Mondialement connu pour sa très riche collection d’œuvres du Cavalier bleu, ce mouvement constitué à la veille de la première guerre mondiale autour des peintres Vassily Kandinsky, August Macke, Franz Marc et Gabriele Münter, le Musée Lenbachhaus de Munich va-t-il devoir décrocher l’une de ses pièces maîtresses ? Tel est en tout cas le souhait des héritiers du collectionneur juif néerlandais Emanuel Lewenstein, qui ont engagé une procédure en ce sens devant la justice new-yorkaise, vendredi 3 mars. Selon eux, La Vie colorée, l’un des Kandinsky exposés dans ce musée, devrait en effet leur être restitué dans la mesure où cette œuvre aurait été vendue sans la permission de leurs aïeux, à l’automne 1940, quelques mois après l’occupation des Pays-Bas par l’Allemagne nazie.
Une conseillère liée aux nazis.
Outre-Rhin, l’histoire fait déjà du bruit, comme en témoignent les trois pleines pages que lui a consacrées la Süddeutsche Zeitung dans son édition du samedi 4 mars. Un intérêt qui s’explique autant par l’importance de cette œuvre, peinte à un moment charnière de la carrière de Kandinsky, avant son choix de s’orienter résolument vers l’abstraction, mais aussi par l’identité de son actuel propriétaire, la Bayerische Landesbank, septième banque du pays, dont 94 % du capital appartient à l’Etat de Bavière. Ce qui donne à l’affaire une dimension éminemment politique.
Peint par Kandinsky en 1907, La Vie colorée avait été acheté par Emanuel Lewenstein en 1927. Après sa mort, trois ans plus tard, sa veuve avait prête le tableau au Musée Stedelijk d’Amsterdam. Il y restera jusqu’en octobre 1940, date où il fut mis aux enchères à un prix cases lors d’une cente où figurèrent plusieurs œuvres appartenant à dàutres collectionneurs juifs. Une decision contestée par les descendants de Lewenstein, qui affirment que le musée n’a jamais été mandate pour procéder à une telle vente. Et pour cause : au moment de celle-ci, la veuve de Lewenstein était morte depuis trois ans, tandis que ses deux enfants, par crainte des persécutions, avaient quitté les Pays-Bas à la veille de l’occupation du pays par les nazis, l’un pour les Etats-Unis, l’autre pour le Mozambique.

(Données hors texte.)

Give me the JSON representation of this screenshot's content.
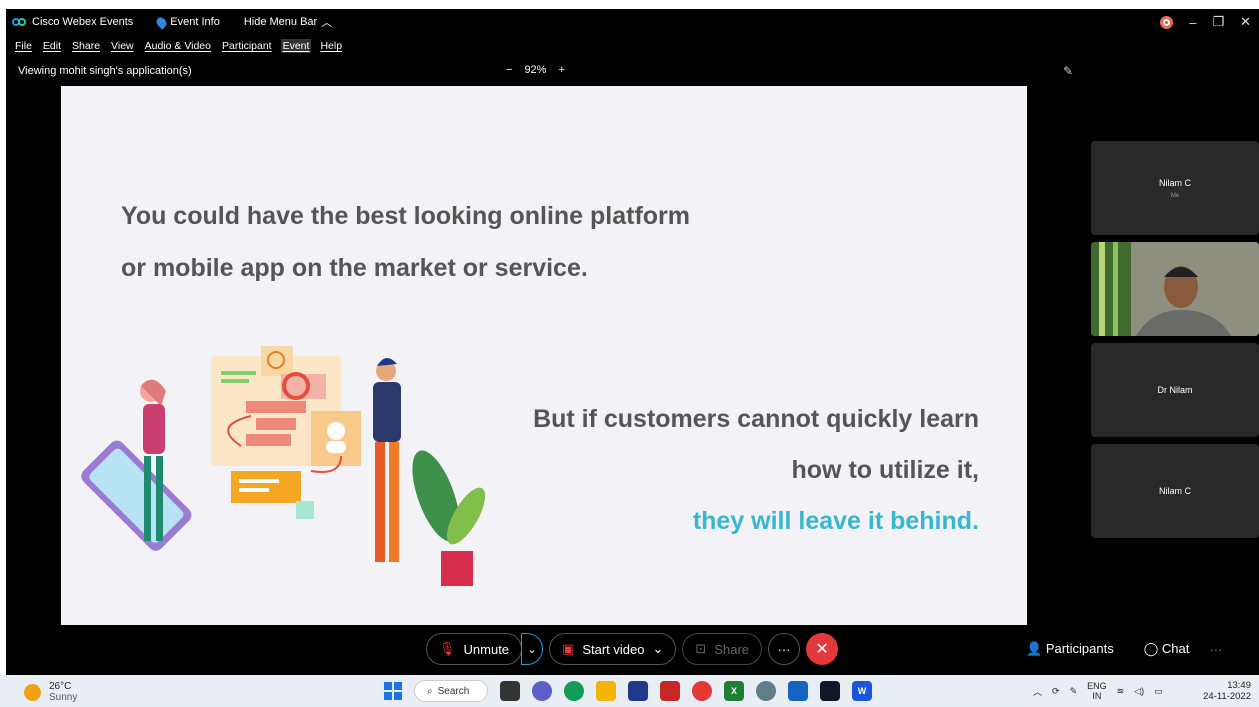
{
  "titlebar": {
    "app_name": "Cisco Webex Events",
    "event_info": "Event Info",
    "hide_menu": "Hide Menu Bar",
    "min": "–",
    "restore": "❐",
    "close": "✕"
  },
  "menu": [
    "File",
    "Edit",
    "Share",
    "View",
    "Audio & Video",
    "Participant",
    "Event",
    "Help"
  ],
  "viewbar": {
    "viewing": "Viewing mohit singh's application(s)",
    "zoom_minus": "−",
    "zoom": "92%",
    "zoom_plus": "+"
  },
  "slide": {
    "line1": "You could have the best looking online platform",
    "line2": "or mobile app on the market or service.",
    "line3": "But if customers cannot quickly learn",
    "line4": "how to utilize it,",
    "line5": "they will leave it behind."
  },
  "tiles": [
    {
      "name": "Nilam C",
      "sub": "Me"
    },
    {
      "name": "",
      "sub": ""
    },
    {
      "name": "Dr Nilam",
      "sub": ""
    },
    {
      "name": "Nilam C",
      "sub": ""
    }
  ],
  "controls": {
    "unmute": "Unmute",
    "start_video": "Start video",
    "share": "Share",
    "more": "···",
    "participants": "Participants",
    "chat": "Chat",
    "overflow": "···"
  },
  "taskbar": {
    "temp": "26°C",
    "condition": "Sunny",
    "search": "Search",
    "lang1": "ENG",
    "lang2": "IN",
    "time": "13:49",
    "date": "24-11-2022"
  },
  "colors": {
    "accent": "#1e9ce8",
    "end_call": "#e4393c",
    "slide_highlight": "#36b7cf",
    "slide_text": "#555555"
  }
}
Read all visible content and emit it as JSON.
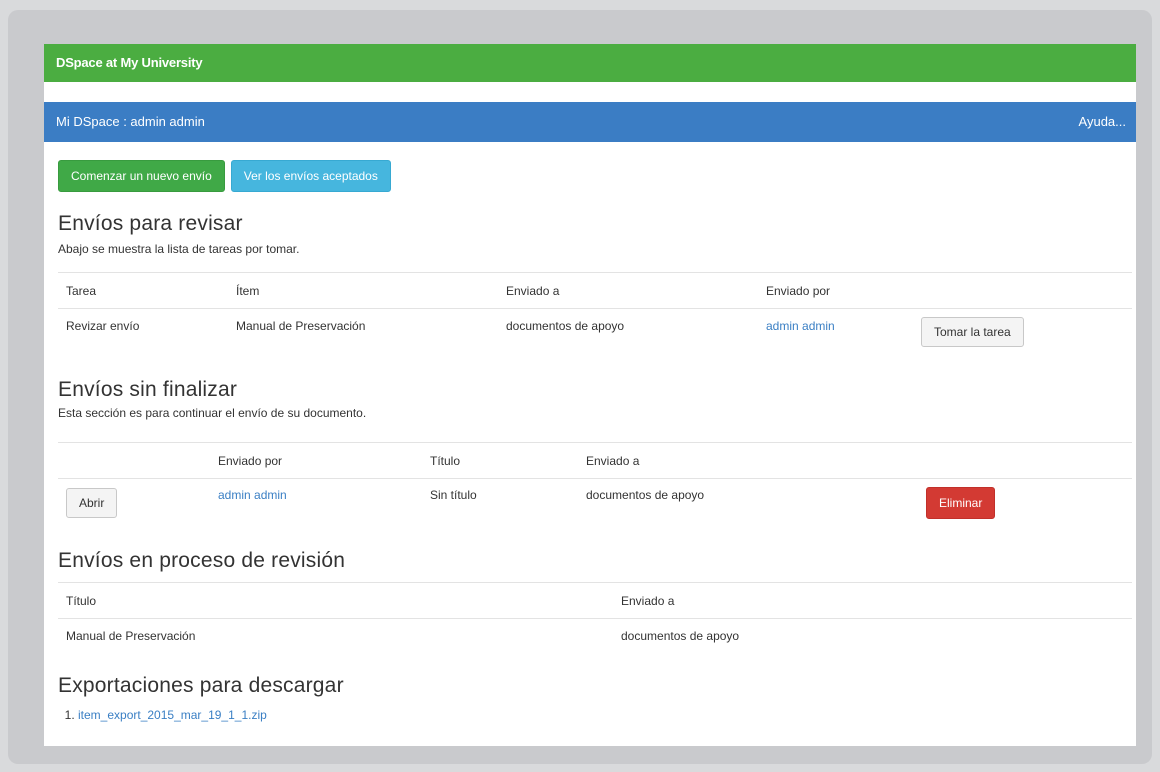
{
  "header": {
    "site_title": "DSpace at My University"
  },
  "navbar": {
    "title": "Mi DSpace : admin admin",
    "help": "Ayuda..."
  },
  "actions": {
    "new_submission": "Comenzar un nuevo envío",
    "accepted_submissions": "Ver los envíos aceptados"
  },
  "review": {
    "heading": "Envíos para revisar",
    "description": "Abajo se muestra la lista de tareas por tomar.",
    "columns": [
      "Tarea",
      "Ítem",
      "Enviado a",
      "Enviado por"
    ],
    "row": {
      "task": "Revizar envío",
      "item": "Manual de Preservación",
      "sent_to": "documentos de apoyo",
      "sent_by": "admin admin",
      "button": "Tomar la tarea"
    }
  },
  "unfinished": {
    "heading": "Envíos sin finalizar",
    "description": "Esta sección es para continuar el envío de su documento.",
    "columns": [
      "Enviado por",
      "Título",
      "Enviado a"
    ],
    "row": {
      "open_button": "Abrir",
      "sent_by": "admin admin",
      "title": "Sin título",
      "sent_to": "documentos de apoyo",
      "delete_button": "Eliminar"
    }
  },
  "in_review": {
    "heading": "Envíos en proceso de revisión",
    "columns": [
      "Título",
      "Enviado a"
    ],
    "row": {
      "title": "Manual de Preservación",
      "sent_to": "documentos de apoyo"
    }
  },
  "exports": {
    "heading": "Exportaciones para descargar",
    "items": [
      "item_export_2015_mar_19_1_1.zip"
    ]
  },
  "colors": {
    "topbar": "#4bad41",
    "navbar": "#3b7dc4",
    "link": "#3a7fc4",
    "danger": "#d33a33",
    "info": "#46b6de",
    "success": "#40a947"
  }
}
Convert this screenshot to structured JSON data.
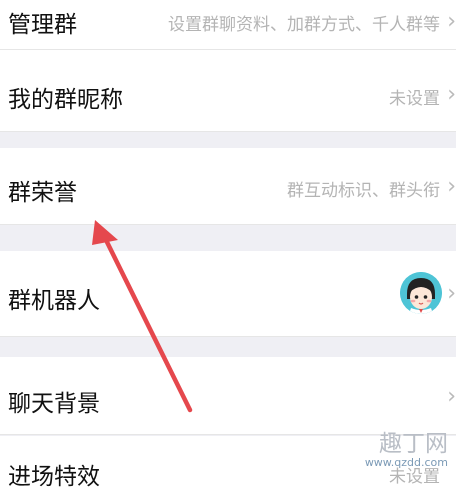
{
  "rows": {
    "manage": {
      "title": "管理群",
      "value": "设置群聊资料、加群方式、千人群等"
    },
    "nickname": {
      "title": "我的群昵称",
      "value": "未设置"
    },
    "honor": {
      "title": "群荣誉",
      "value": "群互动标识、群头衔"
    },
    "robot": {
      "title": "群机器人"
    },
    "background": {
      "title": "聊天背景"
    },
    "next": {
      "title": "进场特效",
      "value": "未设置"
    }
  },
  "icons": {
    "chevron": "›",
    "avatar": "robot-avatar-icon"
  },
  "watermark": {
    "text": "趣丁网",
    "url": "www.qzdd.com"
  },
  "colors": {
    "arrow": "#e5484d",
    "background": "#efeff4"
  }
}
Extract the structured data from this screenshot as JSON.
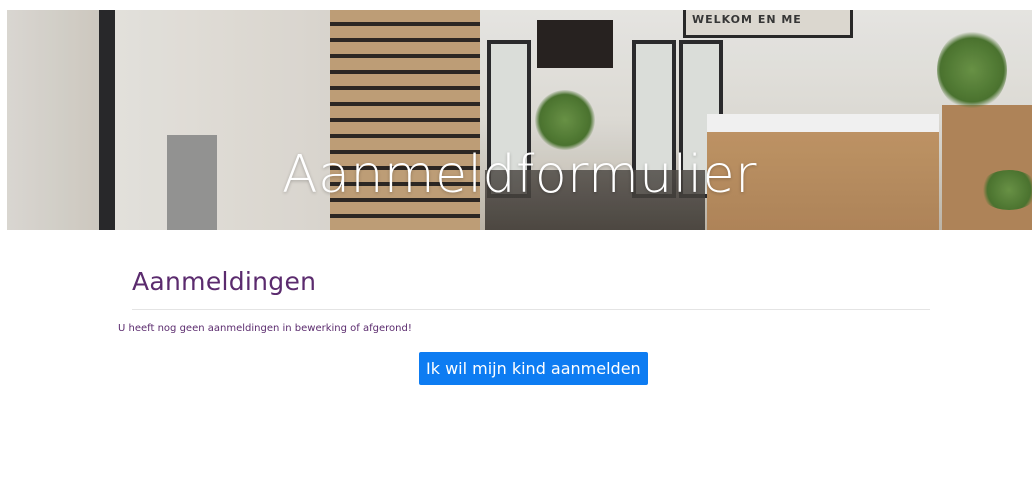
{
  "hero": {
    "title": "Aanmeldformulier",
    "sign_text": "WELKOM EN ME"
  },
  "applications": {
    "heading": "Aanmeldingen",
    "empty_message": "U heeft nog geen aanmeldingen in bewerking of afgerond!",
    "register_button_label": "Ik wil mijn kind aanmelden"
  },
  "colors": {
    "heading": "#5b2b6e",
    "button": "#0d7cf2",
    "divider": "#e4e4e4"
  }
}
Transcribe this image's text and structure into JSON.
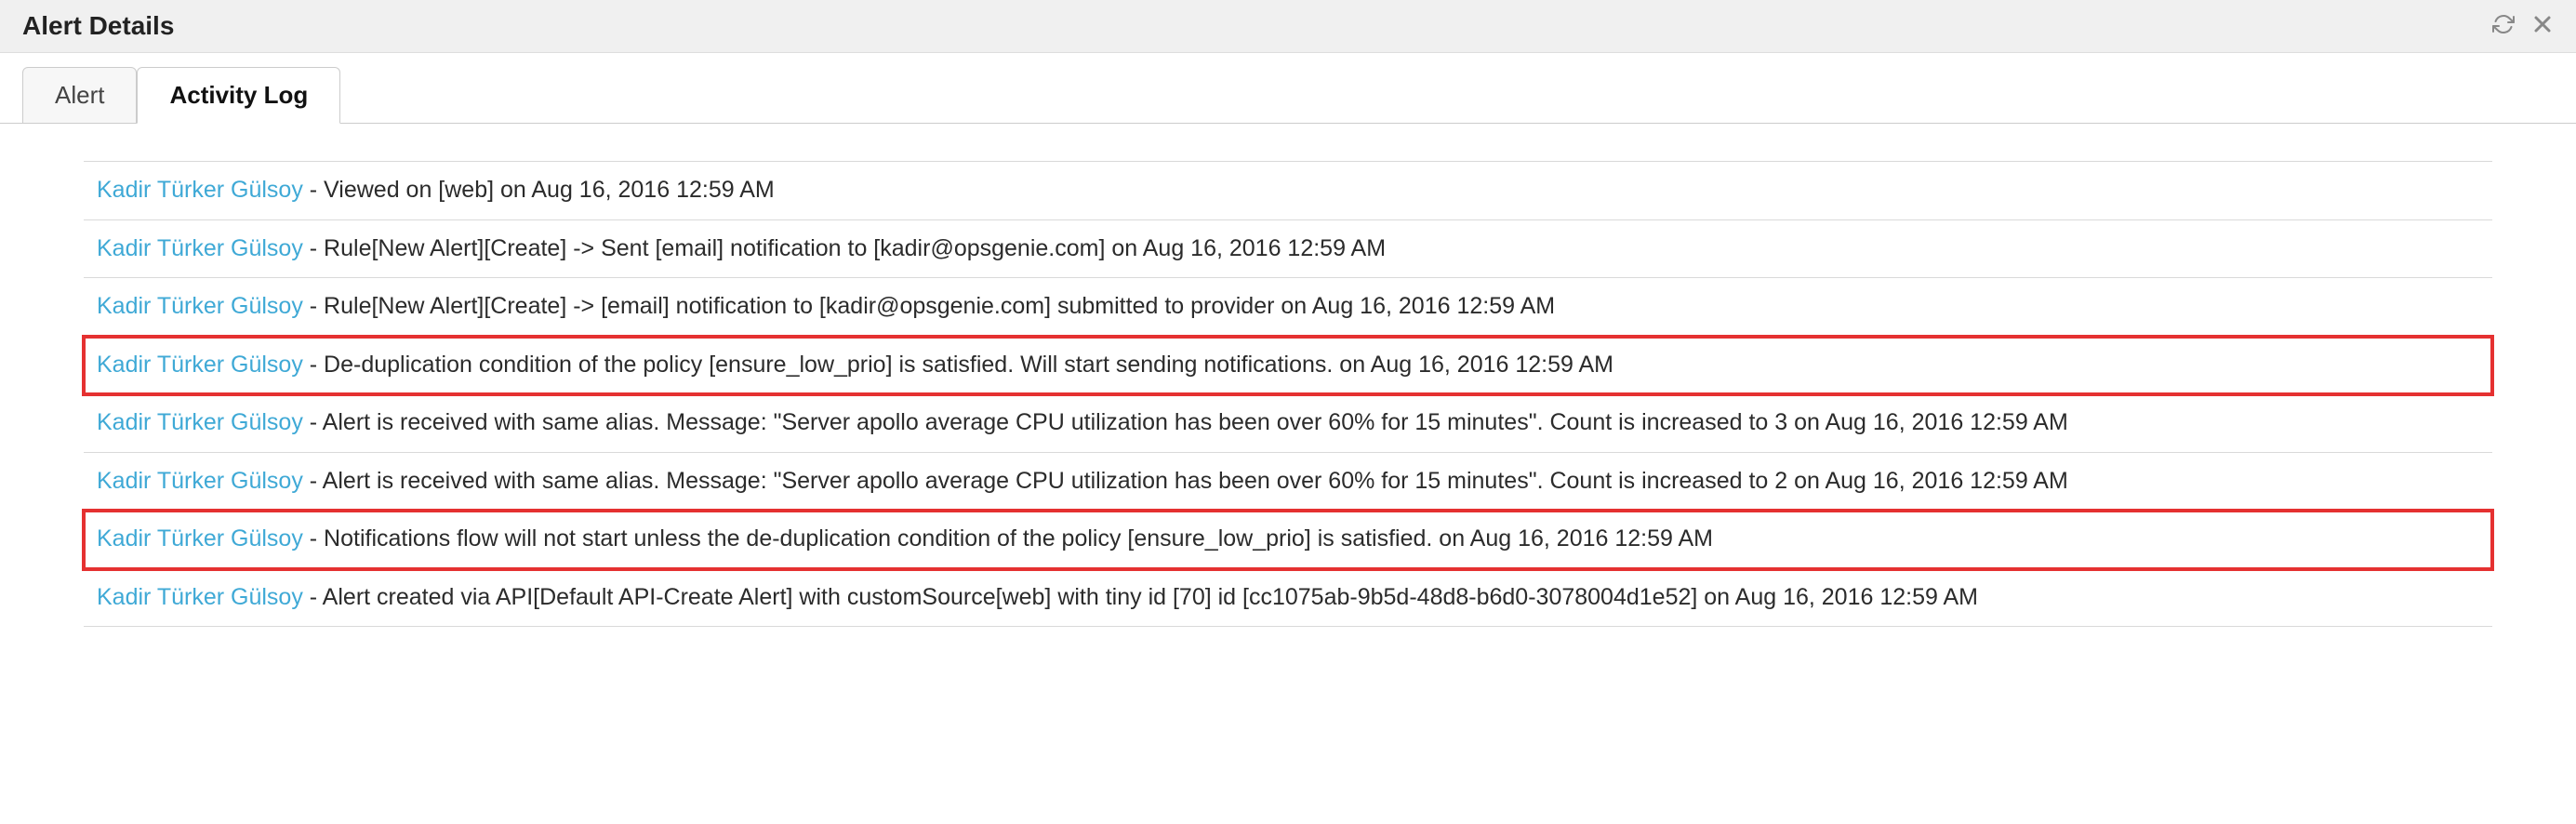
{
  "header": {
    "title": "Alert Details"
  },
  "tabs": {
    "alert": "Alert",
    "activity_log": "Activity Log"
  },
  "log": {
    "rows": [
      {
        "user": "Kadir Türker Gülsoy",
        "text": " - Viewed on [web] on Aug 16, 2016 12:59 AM",
        "hl": false
      },
      {
        "user": "Kadir Türker Gülsoy",
        "text": " - Rule[New Alert][Create] -> Sent [email] notification to [kadir@opsgenie.com] on Aug 16, 2016 12:59 AM",
        "hl": false
      },
      {
        "user": "Kadir Türker Gülsoy",
        "text": " - Rule[New Alert][Create] -> [email] notification to [kadir@opsgenie.com] submitted to provider on Aug 16, 2016 12:59 AM",
        "hl": false
      },
      {
        "user": "Kadir Türker Gülsoy",
        "text": " - De-duplication condition of the policy [ensure_low_prio] is satisfied. Will start sending notifications. on Aug 16, 2016 12:59 AM",
        "hl": true
      },
      {
        "user": "Kadir Türker Gülsoy",
        "text": " - Alert is received with same alias. Message: \"Server apollo average CPU utilization has been over 60% for 15 minutes\". Count is increased to 3 on Aug 16, 2016 12:59 AM",
        "hl": false
      },
      {
        "user": "Kadir Türker Gülsoy",
        "text": " - Alert is received with same alias. Message: \"Server apollo average CPU utilization has been over 60% for 15 minutes\". Count is increased to 2 on Aug 16, 2016 12:59 AM",
        "hl": false
      },
      {
        "user": "Kadir Türker Gülsoy",
        "text": " - Notifications flow will not start unless the de-duplication condition of the policy [ensure_low_prio] is satisfied. on Aug 16, 2016 12:59 AM",
        "hl": true
      },
      {
        "user": "Kadir Türker Gülsoy",
        "text": " - Alert created via API[Default API-Create Alert] with customSource[web] with tiny id [70] id [cc1075ab-9b5d-48d8-b6d0-3078004d1e52] on Aug 16, 2016 12:59 AM",
        "hl": false
      }
    ]
  }
}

Conseillés par James Palmer, le patron de Mondex, un célèbre cabinet canadien spécialisé dans la recherche d’œuvres prises par les nazis, les héritiers de Lewenstein estiment que la Bayerische Landesbank, en achetant la toile en 1972 avant de la confier sous forme de prêt permanent au Musée Lenbachhaus, ne pouvait ignorer les conditions dans lesquelles celle-ci avait été vendue aux enchères en 1940. Un élément, en particulier, nourrit leurs soupçons : le fait que, pour conduire cette transaction, la banque ait été conseillée par Erika Hanfstaengl, une historienne de l’art dont l’oncle était un ami d’Hitler et qui avait elle-même travaillé pour le régime nazi pendant la guerre.
Restitution ou indemnisation?
Quelles sont les chances des démarches engagées par la famille Lewenstein d’aboutir? En Allemagne, l’affaire pourrait être examinée par la commission Limbach, une instance créée en 2003 pour servir de médiateur dans les litiges concernant les œuvres d’art pillées par les nazis. Son pouvoir est cependant limité, dans la mesure où les « recommandations » qu’elle est amenée à formuler n’ont pas de valeur contraignante.
Soucieuse de montrer sa bonne volonté, la Bayerische Landesbank a fait savoir qu’elle était prête à s’en remettre à la commission, tout en prenant soin de préciser d’emblée son souhait de voir l’œuvre rester exposée au musée Lenbachhaus. A défaut d’une restitution, les héritiers de Lewenstein pourraient alors se contenter d’une indemnisation. Resterait dans ce cas à en fixer le montant. Dans la plainte qu’ils ont déposée à New York, ils ont déjà annoncé la couleur : d’après eux, La Vie colorée de Kandinsky vaut 80 millions de dollars (environ 75,5 millions d’euros).